In a March 13 interview with The Justice, Vice President of Student Affairs Andrea Dine commented on some of the reasons for the switch. According to Dine, the Fall 2023 construction of Usdan Student Center both prompted the move from the Usdan Game Room and allowed the BFP to find a more suitable location. Dine specified some of the assets of the new pantry location, commenting “[The BFP] was literally in the game room. So it was super public, super open. And so it was very visible who was coming in, taking things or not because it’s a glass wall there.” Dine hopes that the new location in the SCC will be at once more “private and accessible.” Dine also noted that for the first time in its history, the BFP has a refrigerator, though they are not yet distributing perishable items. 

The Vice President of Student Affairs added that moving the BPF to the SCC did not change the number of students receiving food. According to her, the number of students picking up food in the BPF usually fluctuates from 40 to 60, resting somewhere around the fifties. In fact, around half of the students who are currently registered for food from the BPF do not pick it up. “We’re getting food for 44 students at the moment and 24 actually picked it up,” she noted. 

Dine expressed her concern for the graduate student population in particular. According to a recent study, 17% of graduate students and 13% of postdoctoral trainees experience food insecurity compared to a national average of 12% of U.S. citizens. Food insecurity, as Dine puts it, is a “complex web of financial need.” It is just a piece in a balance between housing needs, transportation needs, familial needs and more. In the future, she hopes to create more holistic financial resources for graduate students and take more of these elements into consideration. 

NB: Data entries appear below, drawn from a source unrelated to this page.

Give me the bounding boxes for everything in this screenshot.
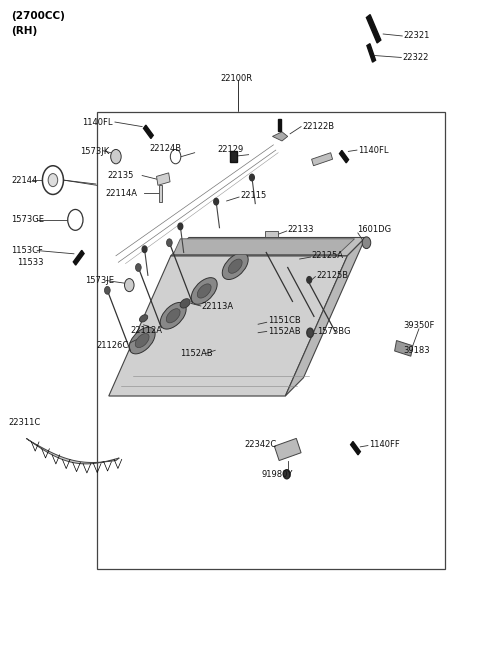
Text: 22342C: 22342C bbox=[245, 440, 277, 449]
Polygon shape bbox=[73, 250, 84, 265]
Polygon shape bbox=[171, 238, 365, 255]
Polygon shape bbox=[367, 44, 375, 62]
Text: 1573JK: 1573JK bbox=[80, 147, 109, 156]
Polygon shape bbox=[278, 119, 281, 131]
Polygon shape bbox=[144, 125, 153, 138]
Ellipse shape bbox=[135, 333, 149, 348]
Text: (2700CC): (2700CC) bbox=[11, 11, 65, 21]
Text: 22124B: 22124B bbox=[149, 143, 181, 153]
Text: 22311C: 22311C bbox=[9, 418, 41, 426]
Text: 21126C: 21126C bbox=[97, 341, 129, 350]
Text: 22135: 22135 bbox=[108, 171, 134, 180]
Text: 1152AB: 1152AB bbox=[180, 349, 213, 358]
Text: 22113A: 22113A bbox=[202, 302, 234, 311]
Circle shape bbox=[105, 286, 110, 294]
Bar bbox=[97, 112, 445, 569]
Circle shape bbox=[283, 470, 290, 479]
Text: 22144: 22144 bbox=[11, 176, 37, 185]
Polygon shape bbox=[285, 238, 365, 396]
Polygon shape bbox=[339, 151, 348, 163]
Circle shape bbox=[307, 276, 312, 283]
Text: 22125A: 22125A bbox=[312, 252, 344, 260]
Ellipse shape bbox=[197, 284, 211, 298]
Ellipse shape bbox=[166, 309, 180, 323]
Circle shape bbox=[42, 166, 63, 195]
Text: 1151CB: 1151CB bbox=[268, 316, 300, 326]
Bar bbox=[159, 185, 162, 202]
Text: 91980Y: 91980Y bbox=[262, 470, 293, 479]
Text: 22322: 22322 bbox=[402, 53, 429, 62]
Ellipse shape bbox=[160, 303, 186, 329]
Text: 1140FF: 1140FF bbox=[369, 440, 399, 449]
Circle shape bbox=[178, 223, 183, 230]
Polygon shape bbox=[395, 341, 413, 356]
Circle shape bbox=[250, 174, 254, 181]
Bar bbox=[229, 151, 237, 162]
Ellipse shape bbox=[129, 328, 155, 354]
Ellipse shape bbox=[228, 259, 242, 273]
Polygon shape bbox=[312, 153, 333, 166]
Polygon shape bbox=[173, 239, 355, 254]
Text: 1153CF: 1153CF bbox=[11, 246, 43, 255]
Circle shape bbox=[48, 174, 58, 187]
Polygon shape bbox=[109, 255, 348, 396]
Circle shape bbox=[68, 210, 83, 231]
Text: 22125B: 22125B bbox=[316, 271, 348, 280]
Text: 1601DG: 1601DG bbox=[357, 225, 391, 234]
Text: 1573GE: 1573GE bbox=[11, 215, 44, 225]
Text: 22129: 22129 bbox=[217, 145, 243, 154]
Circle shape bbox=[214, 198, 218, 205]
Text: 39183: 39183 bbox=[403, 346, 430, 355]
Text: (RH): (RH) bbox=[11, 26, 37, 35]
Circle shape bbox=[307, 328, 313, 337]
Ellipse shape bbox=[180, 299, 190, 308]
Text: 22321: 22321 bbox=[404, 31, 430, 41]
Circle shape bbox=[142, 246, 147, 252]
Ellipse shape bbox=[191, 278, 217, 305]
Text: 1140FL: 1140FL bbox=[359, 145, 389, 155]
Text: 22122B: 22122B bbox=[302, 122, 334, 131]
Polygon shape bbox=[366, 14, 381, 43]
Text: 22115: 22115 bbox=[240, 191, 266, 200]
Circle shape bbox=[362, 237, 371, 249]
Circle shape bbox=[167, 239, 172, 247]
Text: 1140FL: 1140FL bbox=[83, 117, 113, 126]
Ellipse shape bbox=[222, 253, 248, 280]
Text: 39350F: 39350F bbox=[403, 321, 434, 330]
Text: 11533: 11533 bbox=[17, 258, 43, 267]
Circle shape bbox=[111, 149, 121, 164]
Bar bbox=[156, 173, 170, 185]
Text: 1573JE: 1573JE bbox=[85, 276, 114, 285]
Circle shape bbox=[135, 263, 141, 271]
Text: 1152AB: 1152AB bbox=[268, 327, 300, 336]
Text: 22133: 22133 bbox=[288, 225, 314, 234]
Text: 22112A: 22112A bbox=[130, 326, 162, 335]
Text: 22114A: 22114A bbox=[106, 189, 137, 198]
Text: 1573BG: 1573BG bbox=[317, 327, 351, 336]
Ellipse shape bbox=[140, 314, 148, 322]
Text: 22100R: 22100R bbox=[220, 74, 252, 83]
Bar bbox=[265, 231, 278, 238]
Polygon shape bbox=[273, 132, 288, 141]
Polygon shape bbox=[26, 438, 119, 464]
Circle shape bbox=[170, 149, 181, 164]
Polygon shape bbox=[275, 438, 301, 460]
Polygon shape bbox=[350, 441, 360, 455]
Circle shape bbox=[124, 278, 134, 291]
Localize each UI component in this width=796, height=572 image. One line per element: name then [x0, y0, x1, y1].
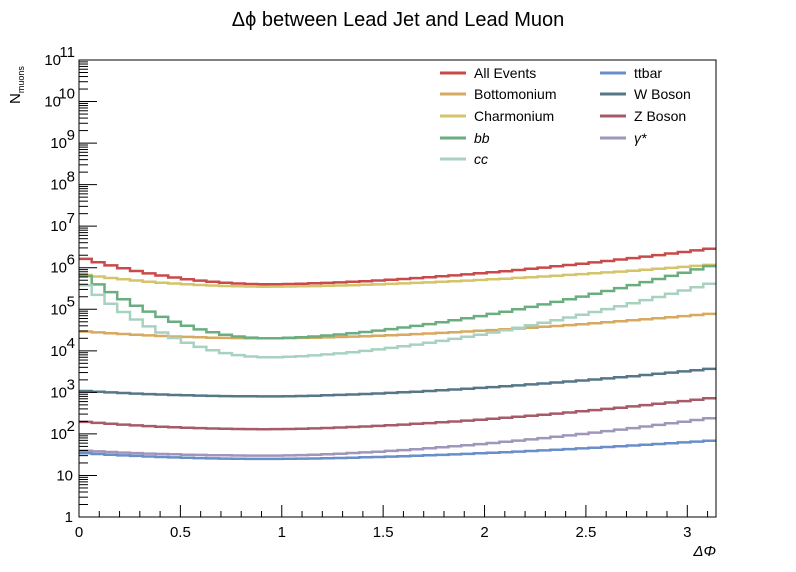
legend-label-7: Z Boson	[634, 108, 686, 124]
y-tick-label-3: 10	[50, 384, 67, 401]
series-line-2	[79, 263, 716, 288]
x-tick-label-3: 1.5	[373, 524, 394, 541]
legend-label-5: ttbar	[634, 65, 662, 81]
series-line-8	[79, 416, 716, 457]
series-line-0	[79, 247, 716, 286]
y-tick-label-0: 1	[65, 509, 73, 526]
legend-label-2: Charmonium	[474, 108, 554, 124]
x-tick-label-6: 3	[683, 524, 691, 541]
y-tick-exp-11: 11	[59, 44, 75, 61]
y-tick-label-7: 10	[50, 218, 67, 235]
chart-title: Δϕ between Lead Jet and Lead Muon	[232, 9, 565, 31]
series-line-7	[79, 397, 716, 431]
y-tick-label-1: 10	[56, 467, 73, 484]
x-axis-label: ΔΦ	[692, 543, 716, 560]
y-tick-label-10: 10	[44, 94, 61, 111]
y-tick-exp-8: 8	[67, 169, 75, 186]
y-axis-label: Nmuons	[7, 66, 26, 104]
x-tick-label-4: 2	[480, 524, 488, 541]
y-tick-exp-3: 3	[67, 376, 75, 393]
y-tick-label-8: 10	[50, 177, 67, 194]
legend-label-6: W Boson	[634, 86, 691, 102]
y-tick-label-6: 10	[50, 260, 67, 277]
y-tick-label-2: 10	[50, 426, 67, 443]
x-axis: 0 0.5 1 1.5 2 2.5 3	[75, 505, 709, 541]
y-tick-label-11: 10	[44, 52, 61, 69]
legend-label-8: γ*	[634, 130, 647, 146]
y-tick-exp-6: 6	[67, 252, 75, 269]
series-line-1	[79, 312, 716, 340]
series-line-6	[79, 367, 716, 398]
y-tick-label-4: 10	[50, 343, 67, 360]
y-tick-exp-5: 5	[67, 293, 75, 310]
x-tick-label-5: 2.5	[575, 524, 596, 541]
y-axis-label-main: N	[7, 93, 24, 104]
legend-label-1: Bottomonium	[474, 86, 556, 102]
legend-label-3: bb	[474, 130, 490, 146]
y-tick-label-9: 10	[50, 135, 67, 152]
plot-frame	[78, 59, 717, 518]
legend-label-4: cc	[474, 151, 488, 167]
y-axis-label-sub: muons	[16, 66, 26, 94]
y-tick-exp-2: 2	[67, 418, 75, 435]
legend: All Events Bottomonium Charmonium bb cc ttbar…	[440, 65, 691, 167]
series-line-3	[79, 264, 716, 340]
y-tick-exp-7: 7	[67, 210, 75, 227]
x-tick-label-1: 0.5	[170, 524, 191, 541]
y-tick-label-5: 10	[50, 301, 67, 318]
series-line-4	[79, 282, 716, 359]
series-layer	[79, 247, 716, 461]
y-tick-exp-9: 9	[67, 127, 75, 144]
x-tick-label-0: 0	[75, 524, 83, 541]
x-tick-label-2: 1	[278, 524, 286, 541]
y-tick-exp-10: 10	[58, 86, 75, 103]
series-line-5	[79, 439, 716, 461]
y-tick-exp-4: 4	[67, 335, 75, 352]
legend-label-0: All Events	[474, 65, 536, 81]
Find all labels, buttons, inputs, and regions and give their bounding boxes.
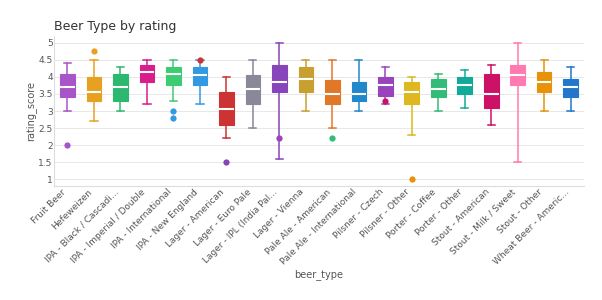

Olivia Leland ’24, a fourth year graduate student, also discussed the greater issue of financial insecurity for graduate students. Though she does not currently use the BFP, Leland explained that she used various food pantries through her undergraduate experience and is connected to current users of the BFP. Leland explained during a March 15 interview with The Justice, “A lot of [graduate] students do not make a lot of money,” also mentioning that from what she has seen, humanities students tend to use the BFP more often than STEM students due to having generally lower stipends. 

For Leland, however, a different change was much more impactful in the BFP’s functioning: the switch to its current system of food distribution. Since October 2023, the BFP has required that recipients register via an online form to receive pre-assembled bags of non-perishables. An email that Leland received from the Office of Graduate Affairs on Oct. 11, 2023 attributes the need for this system to the “overwhelming presence at the pantry open house” — a puzzling statement considering that, according to Dine, participation in the pantry has remained somewhat stable. While Dine commented that the form to receive food is designed to be as simple and accessible as possible, Leland articulated simply “that was a switch that was harmful to grad students, ultimately because there’s rationing. [You] can’t just go get food.” 

Leland also mentioned the role of food insecurity in the graduate student unionization process. Though the graduate student body was already in the process of unionizing when the BFP’s food distribution system changed, Leland explained “that system came out right before our election and I think for a lot of people it solidified ‘yeah, we need to do this’ … We’ve already had so many issues with food insecurity and that was the icing on the cake.” Additionally, according to her, a lot of graduate students are probably seeking healthier, more “cookable” options from the pantry. Like Dine, she hopes that the pantry might be able to use its new fridge to distribute produce in the future.